The above section assumes data has already been generated and is ready for use. The 'System' Jupyter notebooks in the base directory show examples of how to generate the data using the BVP shooting method which solves an initial value problem with the Runge-Kutta method, compares the right-hand-side boundary value to the desired boundary condition, and adjusts the left-hand-side boundary value(s) to try to meet the right-hand-side boundary values while maintaining set boundary conditions. The notebooks walk through every step pretty explicitly and only the shooting method and IVP solver logic are hidden away in the subpackages.
If you want to change the hyperparameters used in this work (i.e. epsilon=1e-6, lambda=1e-5), there is some minor modification you will need to perform. Both of these parameters, and others, are set by the SGTR class, which is currently hard-coded to use defaults. It is not too challenging to change this; you could modify the sindy_bvp() method to accept an SGTR object parameter, which is used in the constructor for the GroupRegressor.

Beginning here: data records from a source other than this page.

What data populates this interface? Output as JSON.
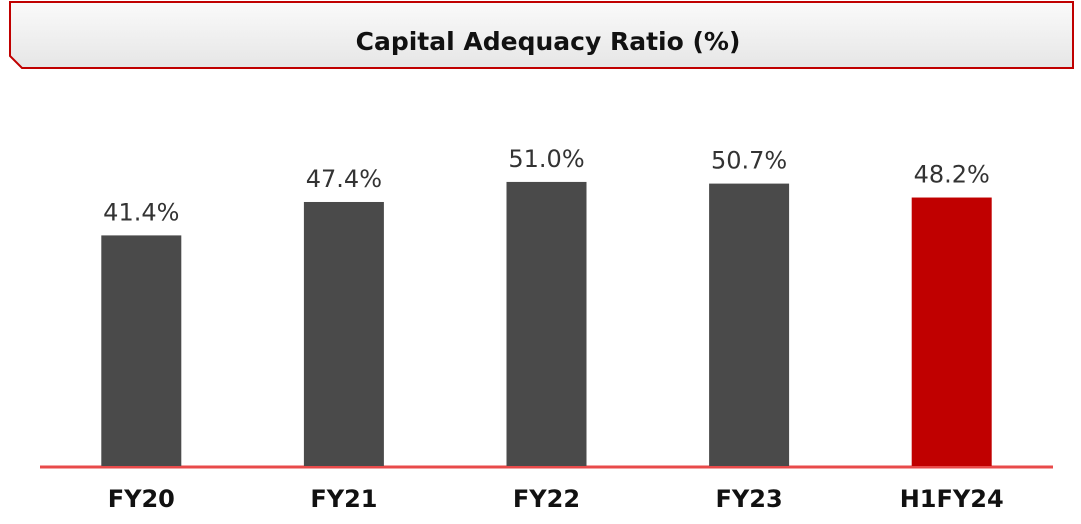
{
  "chart_data": {
    "type": "bar",
    "title": "Capital Adequacy Ratio (%)",
    "categories": [
      "FY20",
      "FY21",
      "FY22",
      "FY23",
      "H1FY24"
    ],
    "values": [
      41.4,
      47.4,
      51.0,
      50.7,
      48.2
    ],
    "value_labels": [
      "41.4%",
      "47.4%",
      "51.0%",
      "50.7%",
      "48.2%"
    ],
    "colors": [
      "#4a4a4a",
      "#4a4a4a",
      "#4a4a4a",
      "#4a4a4a",
      "#c00000"
    ]
  }
}
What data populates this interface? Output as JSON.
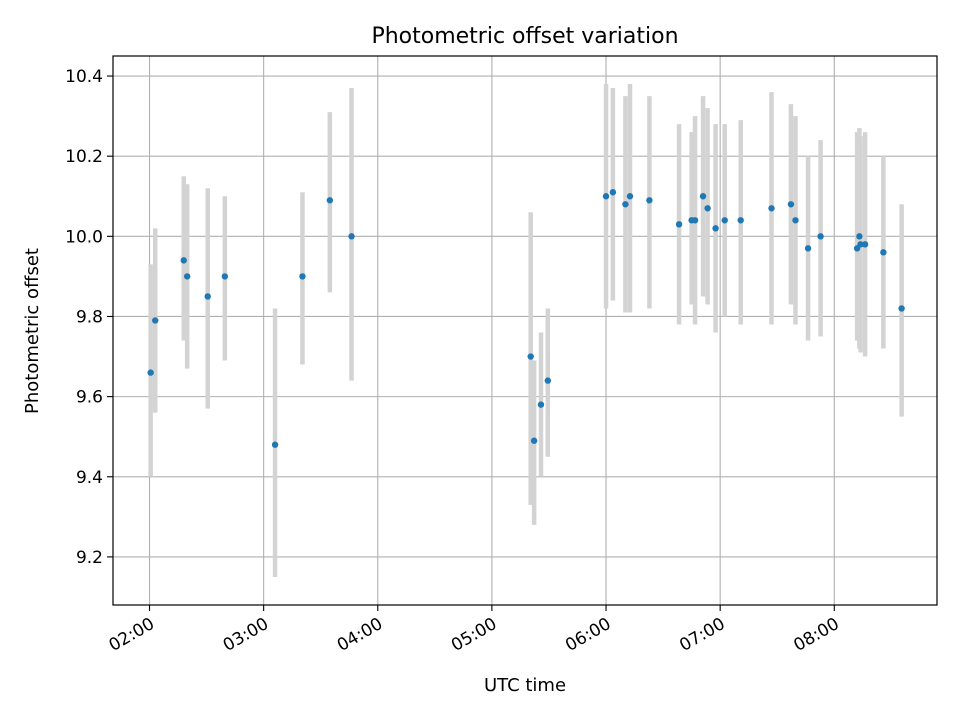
{
  "chart_data": {
    "type": "scatter",
    "title": "Photometric offset variation",
    "xlabel": "UTC time",
    "ylabel": "Photometric offset",
    "x_unit": "hours UTC",
    "xlim": [
      1.68,
      8.9
    ],
    "ylim": [
      9.08,
      10.45
    ],
    "xticks": [
      {
        "value": 2,
        "label": "02:00"
      },
      {
        "value": 3,
        "label": "03:00"
      },
      {
        "value": 4,
        "label": "04:00"
      },
      {
        "value": 5,
        "label": "05:00"
      },
      {
        "value": 6,
        "label": "06:00"
      },
      {
        "value": 7,
        "label": "07:00"
      },
      {
        "value": 8,
        "label": "08:00"
      }
    ],
    "yticks": [
      {
        "value": 9.2,
        "label": "9.2"
      },
      {
        "value": 9.4,
        "label": "9.4"
      },
      {
        "value": 9.6,
        "label": "9.6"
      },
      {
        "value": 9.8,
        "label": "9.8"
      },
      {
        "value": 10.0,
        "label": "10.0"
      },
      {
        "value": 10.2,
        "label": "10.2"
      },
      {
        "value": 10.4,
        "label": "10.4"
      }
    ],
    "grid": true,
    "colors": {
      "marker": "#1f77b4",
      "errorbar": "#d3d3d3",
      "grid": "#b0b0b0"
    },
    "points": [
      {
        "t": 2.01,
        "y": 9.66,
        "low": 9.4,
        "high": 9.93
      },
      {
        "t": 2.05,
        "y": 9.79,
        "low": 9.56,
        "high": 10.02
      },
      {
        "t": 2.3,
        "y": 9.94,
        "low": 9.74,
        "high": 10.15
      },
      {
        "t": 2.33,
        "y": 9.9,
        "low": 9.67,
        "high": 10.13
      },
      {
        "t": 2.51,
        "y": 9.85,
        "low": 9.57,
        "high": 10.12
      },
      {
        "t": 2.66,
        "y": 9.9,
        "low": 9.69,
        "high": 10.1
      },
      {
        "t": 3.1,
        "y": 9.48,
        "low": 9.15,
        "high": 9.82
      },
      {
        "t": 3.34,
        "y": 9.9,
        "low": 9.68,
        "high": 10.11
      },
      {
        "t": 3.58,
        "y": 10.09,
        "low": 9.86,
        "high": 10.31
      },
      {
        "t": 3.77,
        "y": 10.0,
        "low": 9.64,
        "high": 10.37
      },
      {
        "t": 5.34,
        "y": 9.7,
        "low": 9.33,
        "high": 10.06
      },
      {
        "t": 5.37,
        "y": 9.49,
        "low": 9.28,
        "high": 9.69
      },
      {
        "t": 5.43,
        "y": 9.58,
        "low": 9.4,
        "high": 9.76
      },
      {
        "t": 5.49,
        "y": 9.64,
        "low": 9.45,
        "high": 9.82
      },
      {
        "t": 6.0,
        "y": 10.1,
        "low": 9.82,
        "high": 10.38
      },
      {
        "t": 6.06,
        "y": 10.11,
        "low": 9.84,
        "high": 10.37
      },
      {
        "t": 6.17,
        "y": 10.08,
        "low": 9.81,
        "high": 10.35
      },
      {
        "t": 6.21,
        "y": 10.1,
        "low": 9.81,
        "high": 10.38
      },
      {
        "t": 6.38,
        "y": 10.09,
        "low": 9.82,
        "high": 10.35
      },
      {
        "t": 6.64,
        "y": 10.03,
        "low": 9.78,
        "high": 10.28
      },
      {
        "t": 6.75,
        "y": 10.04,
        "low": 9.83,
        "high": 10.26
      },
      {
        "t": 6.78,
        "y": 10.04,
        "low": 9.78,
        "high": 10.3
      },
      {
        "t": 6.85,
        "y": 10.1,
        "low": 9.85,
        "high": 10.35
      },
      {
        "t": 6.89,
        "y": 10.07,
        "low": 9.83,
        "high": 10.32
      },
      {
        "t": 6.96,
        "y": 10.02,
        "low": 9.76,
        "high": 10.28
      },
      {
        "t": 7.04,
        "y": 10.04,
        "low": 9.8,
        "high": 10.28
      },
      {
        "t": 7.18,
        "y": 10.04,
        "low": 9.78,
        "high": 10.29
      },
      {
        "t": 7.45,
        "y": 10.07,
        "low": 9.78,
        "high": 10.36
      },
      {
        "t": 7.62,
        "y": 10.08,
        "low": 9.83,
        "high": 10.33
      },
      {
        "t": 7.66,
        "y": 10.04,
        "low": 9.78,
        "high": 10.3
      },
      {
        "t": 7.77,
        "y": 9.97,
        "low": 9.74,
        "high": 10.2
      },
      {
        "t": 7.88,
        "y": 10.0,
        "low": 9.75,
        "high": 10.24
      },
      {
        "t": 8.2,
        "y": 9.97,
        "low": 9.74,
        "high": 10.26
      },
      {
        "t": 8.22,
        "y": 10.0,
        "low": 9.72,
        "high": 10.27
      },
      {
        "t": 8.23,
        "y": 9.98,
        "low": 9.71,
        "high": 10.25
      },
      {
        "t": 8.27,
        "y": 9.98,
        "low": 9.7,
        "high": 10.26
      },
      {
        "t": 8.43,
        "y": 9.96,
        "low": 9.72,
        "high": 10.2
      },
      {
        "t": 8.59,
        "y": 9.82,
        "low": 9.55,
        "high": 10.08
      }
    ]
  }
}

This is currently line 84 of sindy_bvp.py. The SGTR object can be configured to use a different parameter epsilon (by passing a differently-configured PDELossFunction object to the constructor), a different lambda (by passing a differently-configured Optimizer/Ridge object to the constructor), or use different threshold functions, optimizers, and loss functions altogether. This is not meant to replace a full guide to custom-configuration of the method, but as a starting point for anyone curious to re-use this code.
A lot of the logic is glossed over here, please feel free to contact me directly or open an issue!
2020-05-19: Initial commit. I will update this Readme with an overview of the package, a description of how it works, and reference to the research paper.
2020-05-20: Initial write-up of repository contents and basic package usage.